There is much to admire in the collection, which opens with Cui Zhiyuan, a self-described liberal socialist, writing in praise of the so-called “Chongqing model” of development. I recently had the pleasure of reading a Cui Zhiyuan essay on what he calls “Petty Bourgeoise Socialism,” which, in the spirit of Roberto Unger, calls for a post-capitalist market economy, including intriguing references to “stamp scrip” (which bears a family resemblance to Miles Kimball’s calls for electronic currency as the unit of account), “topsy-turvy state ownership” (in homage to James Meade’s “topsy-turvy nationalization”), and Unger’s notion of “disintegrated property” as a vehicle for reconciling egalitarian aspirations with a post-Fordist economy.
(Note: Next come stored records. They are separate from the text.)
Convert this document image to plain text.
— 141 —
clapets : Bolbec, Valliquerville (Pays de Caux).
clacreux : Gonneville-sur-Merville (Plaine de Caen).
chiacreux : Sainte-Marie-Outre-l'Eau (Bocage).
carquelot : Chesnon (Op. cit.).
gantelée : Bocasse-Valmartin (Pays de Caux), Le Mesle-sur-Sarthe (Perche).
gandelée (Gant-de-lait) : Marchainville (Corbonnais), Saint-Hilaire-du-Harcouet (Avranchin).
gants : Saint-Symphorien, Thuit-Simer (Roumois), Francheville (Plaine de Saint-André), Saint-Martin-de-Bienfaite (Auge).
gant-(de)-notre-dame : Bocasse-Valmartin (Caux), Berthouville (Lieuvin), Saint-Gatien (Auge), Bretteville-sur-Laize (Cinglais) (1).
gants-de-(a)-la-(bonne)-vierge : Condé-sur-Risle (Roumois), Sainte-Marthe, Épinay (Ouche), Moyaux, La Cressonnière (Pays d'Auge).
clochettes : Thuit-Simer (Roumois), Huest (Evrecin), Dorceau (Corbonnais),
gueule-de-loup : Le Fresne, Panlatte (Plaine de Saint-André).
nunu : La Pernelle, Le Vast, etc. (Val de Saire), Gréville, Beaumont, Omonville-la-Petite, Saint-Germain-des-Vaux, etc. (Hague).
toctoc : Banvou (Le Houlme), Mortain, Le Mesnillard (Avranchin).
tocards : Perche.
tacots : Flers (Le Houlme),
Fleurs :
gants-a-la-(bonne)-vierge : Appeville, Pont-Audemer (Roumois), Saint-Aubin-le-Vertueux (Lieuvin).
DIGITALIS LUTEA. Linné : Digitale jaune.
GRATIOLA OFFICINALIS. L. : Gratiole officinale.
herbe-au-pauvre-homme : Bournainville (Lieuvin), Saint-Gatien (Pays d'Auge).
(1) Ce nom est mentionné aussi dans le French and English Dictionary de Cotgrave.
It’s all very heady stuff, most of which strikes me as too market-oriented to achieve socialist goals and too “centralist” to allow fast-growing young firms to drive larger economic transformations, the chief virtue of entrepreneurial capitalism.
More broadly, Leonard’s collection suggests that as China develops a more robust and inclusive public sphere, it will be really interesting to follow. I might revisit it in the future, and dive deeper into some of China’s so-called “New Right” economic thinkers, e.g., Justin Yifu Lin, author of The Quest for Prosperity, which was recently praised by Clive Crook in Bloomberg View.